Nel primo giorno del procedimento dinanzi alla Corte Internazionale di Giustizia (CIG), il Sudafrica ha dichiarato che gli attacchi aerei e terrestri israeliani miravano a "distruggere la popolazione" di Gaza.
"L'intenzione di distruggere Gaza è stata fomentata ai più alti livelli dello Stato", ha dichiarato alla corte Tembeka Ngcukaitobi, in rappresentanza della Corte Suprema sudafricana.
"Ciò è stato chiaramente dimostrato dal modo in cui è stato condotto questo attacco militare ", ha dichiarato Ngcukaitobi l'11 gennaio.
Israele presenterà le proprie argomentazioni dinanzi alla Corte Internazionale di Giustizia il 12 gennaio. Il Paese ha sempre respinto con fermezza le accuse di genocidio mosse dal Sudafrica, ritenendole infondate.
Secondo le cifre israeliane, Israele ha lanciato una guerra totale dopo l'attacco delle forze di Hamas del 7 ottobre 2023, che ha causato la morte di 1.200 persone.

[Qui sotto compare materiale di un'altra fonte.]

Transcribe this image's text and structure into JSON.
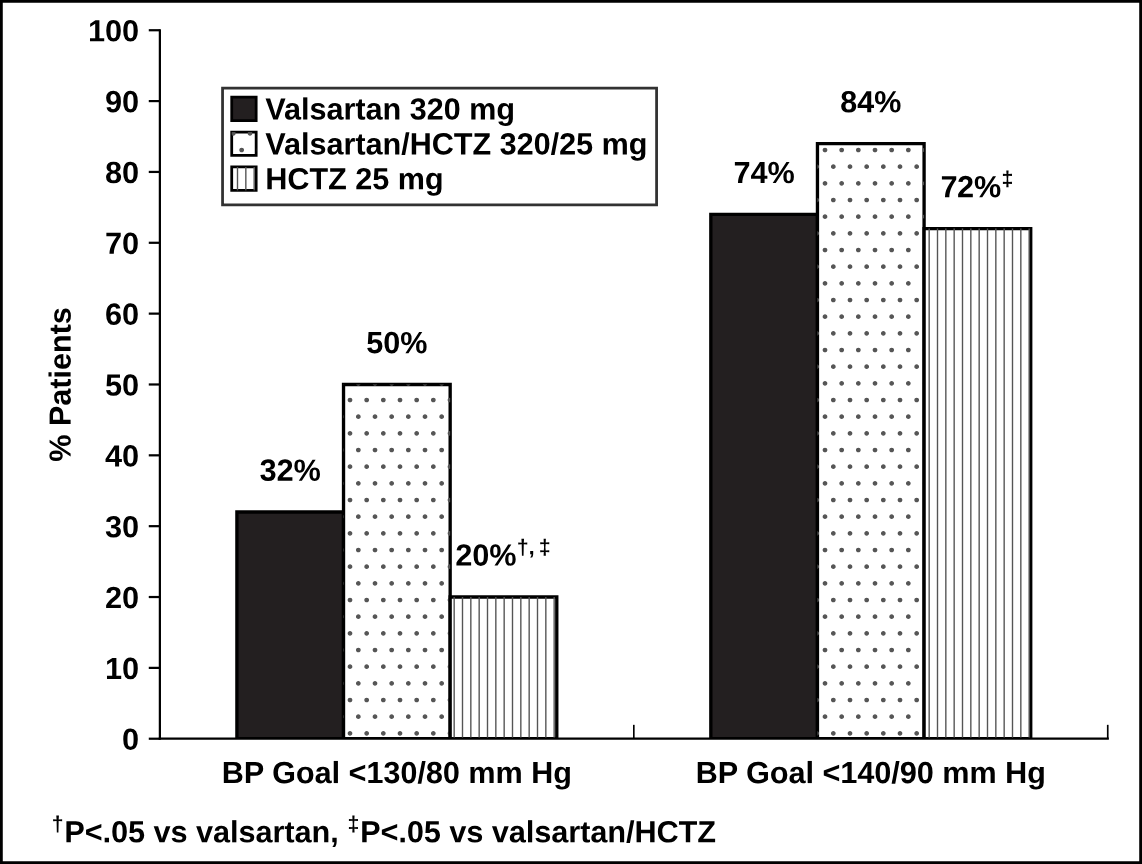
{
  "chart_data": {
    "type": "bar",
    "ylabel": "% Patients",
    "categories": [
      "BP Goal <130/80 mm Hg",
      "BP Goal <140/90 mm Hg"
    ],
    "series": [
      {
        "name": "Valsartan 320 mg",
        "color": "#231f20",
        "values": [
          32,
          74
        ],
        "value_labels": [
          "32%",
          "74%"
        ]
      },
      {
        "name": "Valsartan/HCTZ 320/25 mg",
        "color": "#ffffff",
        "values": [
          50,
          84
        ],
        "value_labels": [
          "50%",
          "84%"
        ]
      },
      {
        "name": "HCTZ 25 mg",
        "color": "#ffffff",
        "values": [
          20,
          72
        ],
        "value_labels": [
          "20%$^{†,‡}$",
          "72%$^{‡}$"
        ]
      }
    ],
    "ylim": [
      0,
      100
    ],
    "yticks": [
      0,
      10,
      20,
      30,
      40,
      50,
      60,
      70,
      80,
      90,
      100
    ],
    "grid": false,
    "legend": "top left",
    "annotations": [
      "$^{†}$P<.05 vs valsartan, $^{‡}$P<.05 vs valsartan/HCTZ"
    ]
  }
}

La Convenzione sul genocidio del 1948, emanata dopo il massacro degli ebrei da parte dei nazisti, definisce il genocidio come "atti compiuti con l'intento di distruggere, in tutto o in parte, un gruppo nazionale, etnico, razziale o religioso".

I corpi dei familiari uccisi in un bombardamento israeliano vengono sepolti in un ospedale di Rafah, nella Striscia di Gaza, il 10 gennaio (Foto: AFP).

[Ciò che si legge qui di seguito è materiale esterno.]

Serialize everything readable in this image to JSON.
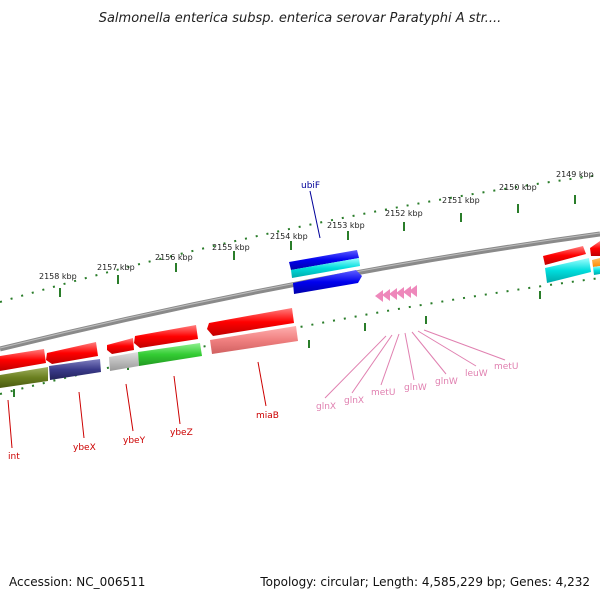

Il Sudafrica ha da tempo mantenuto una posizione di sostegno nei confronti dei palestinesi. Il rapporto tra le due parti si è instaurato quando l'Organizzazione per la Liberazione della Palestina ha appoggiato la lotta dell'African National Congress contro il regime dell'apartheid.
A conclusione della sua presentazione, il Sudafrica ha chiesto alla corte di emanare misure di emergenza per porre fine alla guerra.
Si prevede che la Corte Internazionale di Giustizia si pronunci sulle misure di emergenza entro la fine del mese, ma non si pronuncerà ancora sulle accuse di genocidio. Il processo per perseguire le accuse di genocidio può richiedere anni.
Le sentenze della CIG sono definitive e inappellabili, ma la Corte non ha giurisdizione per farle rispettare.
Israele insiste sul fatto che il suo obiettivo è Hamas, non il popolo palestinese.
In risposta alla causa, il Ministero degli Esteri israeliano ha accusato il Sudafrica di "ipocrisia".
Secondo i documenti del tribunale, il Sudafrica ha anche sottolineato che Israele non è riuscito a fornire cibo, acqua, medicine e altri beni di prima necessità a Gaza, dove Hamas è salito al potere nel 2007.